Todos los habitantes de altas cordilleras y cumbres nevadas en el mundo, ya sea junto a las alturas del Himalaya, los Urales, los Alpes, los Apeninos, el Kilimanjaro o los Pirineos, entre otras muchas estribaciones, comparten entre ellos la sensación impresionante de percibir algo que los supera y los conecta con la eternidad y la fragilidad de la vida.
Suelen ser esos lugares escarpados el fruto de la confluencia de poderosas capas tectónicas que al chocar, rozarse y empujarse, han causado desde antes de la existencia de la humanidad fuertes terremotos que arrasan con todo a su paso. O sea que los habitantes de esas estribaciones no solo saben que están amenazados como en su tiempo la gran Pompeya por erupciones terribles que arrasan con lava, ceniza, lahares y precipitaciones piroclásticas ciudades y pueblos, sino que además deben lidiar con la incertidumbre permanente de los sismos recurrentes y devastadores.
Con solo ver aquellas superficies rugosas que alcanzan impresionantes alturas y descienden creando abismos y precipicios insondables, los habitantes de esas laderas tienen la certeza de que siempre viven amenazados por las fuerzas telúricas de la naturaleza y a veces, sin saberlo, en lo más profundo de la intuición inconsciente, perciben la insignificancia de toda existencia vital o incluso pétrea, condenada a ser polvo y ceniza eternos.
Cada quien tiene una forma personal de relacionarse con esa impresionante cumbre, pero muchos de los nativos de estas tierras cuando vemos despejado a lo lejos al Volcán Nevado del Ruiz sentimos una mezcla de pavor con fascinación estética ante una belleza fría, helada, silente, que nos comunica la infinitud del cosmos, el arrollador paso del tiempo, la ineluctabilidad del fin.
Cuando al amanecer está despejado y lo vemos al frente desde algún sitio privilegiado, entramos en comunión con él y establecemos un diálogo secreto que se sitúa en los terrenos de la poesía o de los antiguos libros sagrados a través de los cuales las civilizaciones anteriores expresaron el asombro ante el cosmos, las galaxias, las estrellas, el infinito.
Durante la infancia caminaba de frente al Nevado por la avenida rumbo a la Escuela Anexa a la Normal, al lado de la Universidad y el Estadio, donde estudié la primaria, y por eso siempre fue una figura familiar, un compañero de vida con quien dialogaba a solas, una presencia fortalecedora, mágica, que añoraba.

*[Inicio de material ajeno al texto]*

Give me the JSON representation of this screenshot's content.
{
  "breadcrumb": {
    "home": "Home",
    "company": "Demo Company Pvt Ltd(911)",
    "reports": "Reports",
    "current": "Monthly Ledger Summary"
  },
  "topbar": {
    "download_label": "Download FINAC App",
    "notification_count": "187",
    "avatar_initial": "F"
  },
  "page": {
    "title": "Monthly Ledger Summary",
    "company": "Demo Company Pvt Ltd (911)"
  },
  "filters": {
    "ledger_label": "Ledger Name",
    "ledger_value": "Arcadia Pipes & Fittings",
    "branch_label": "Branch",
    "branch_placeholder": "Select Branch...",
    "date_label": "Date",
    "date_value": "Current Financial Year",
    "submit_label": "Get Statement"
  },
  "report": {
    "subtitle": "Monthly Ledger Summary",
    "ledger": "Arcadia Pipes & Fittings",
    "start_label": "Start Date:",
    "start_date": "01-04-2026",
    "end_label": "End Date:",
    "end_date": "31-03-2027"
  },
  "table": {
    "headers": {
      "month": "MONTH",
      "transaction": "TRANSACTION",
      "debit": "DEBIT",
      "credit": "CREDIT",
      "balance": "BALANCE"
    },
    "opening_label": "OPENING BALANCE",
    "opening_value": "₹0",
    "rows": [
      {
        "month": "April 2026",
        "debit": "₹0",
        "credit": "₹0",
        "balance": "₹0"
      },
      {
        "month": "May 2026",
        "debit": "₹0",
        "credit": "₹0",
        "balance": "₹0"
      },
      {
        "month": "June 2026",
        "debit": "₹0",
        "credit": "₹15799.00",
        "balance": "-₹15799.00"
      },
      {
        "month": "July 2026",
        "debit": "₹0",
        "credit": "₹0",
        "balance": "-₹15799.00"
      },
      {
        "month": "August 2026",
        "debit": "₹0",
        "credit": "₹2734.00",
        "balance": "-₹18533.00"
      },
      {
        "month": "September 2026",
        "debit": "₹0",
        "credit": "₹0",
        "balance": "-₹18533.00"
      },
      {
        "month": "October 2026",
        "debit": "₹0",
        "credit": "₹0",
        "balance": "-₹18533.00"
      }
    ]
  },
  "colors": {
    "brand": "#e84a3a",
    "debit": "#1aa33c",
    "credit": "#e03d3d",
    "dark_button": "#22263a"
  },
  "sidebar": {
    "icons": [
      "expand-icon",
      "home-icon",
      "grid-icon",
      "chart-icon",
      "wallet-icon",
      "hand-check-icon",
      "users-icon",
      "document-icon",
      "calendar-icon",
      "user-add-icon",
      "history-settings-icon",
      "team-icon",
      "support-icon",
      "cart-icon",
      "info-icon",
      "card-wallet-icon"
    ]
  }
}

Pronto, ya en la adolescencia, a los 14 años, tuve una experiencia en la que casi pierdo la vida, cuando con unos intrépidos amigos hicimos una irresponsable excursión a pie hacia esas alturas y nos cogió la noche en mitad del camino, quedando atrapados en un depósito de papa abandonado donde casi morimos congelados de frío y de donde fuimos rescatados al día siguiente por un milagroso jeep que ascendía hacia el refugio en una jornada esplendorosa de sol.
El jeep subió por la extenuante vía en zig zag entre la nieve, cuya superficie entonces era más amplia, hasta dejarnos junto al viejo refugio suizo al pie del nevado, donde renacimos y olvidamos de inmediato la peligrosa aventura nocturna. Ya adentro, junto al calor de la chimenea, reanimado con un trago de Ron Viejo de Caldas, sentí como nunca lo que es la maravilla de existir, de estar vivo.
Un sorpresivo bus con una excursión de muchachas de Cali llegó en ese momento y fuimos nosotros ese día los acompañantes felices de esas chicas que también descubrían el milagro de la cumbre nevada, tal vez la primera experiencia especial de sus vidas. Todo el día pasé con una de ellas pues nos flechó cupido y aun me acuerdo que se convirtió en la novia efímera del volcán Cumanday. Caminamos hasta el imponente cráter La Olleta, el más visible y emblemático cono del nevado y tratamos de escalar por esas arenas hasta la cumbre. Desde la altura veíamos allá lejos el refugio suizo.
Ahora que de nuevo los sismos arrecian y se activan las alertas en la zona en previsión de una probable erupción, vuelvo a viajar en el tiempo a esa experiencia personal directa, inolvidable, de haber tocado con las manos el sueño que hasta entonces veía desde lejos.
Y no olvido a la muchacha caleña de la que me despedí cuando su grupo escolar tuvo que regresar en la tarde al terminar su breve excursión. Nosotros nos quedamos ahí aquella noche haciendo la fiesta y desde una habitación del viejo refugio que arrasó la terrible erupción de 1985, a través de la ventana, presencié aquella noche la primera tormenta de nieve de mi vida.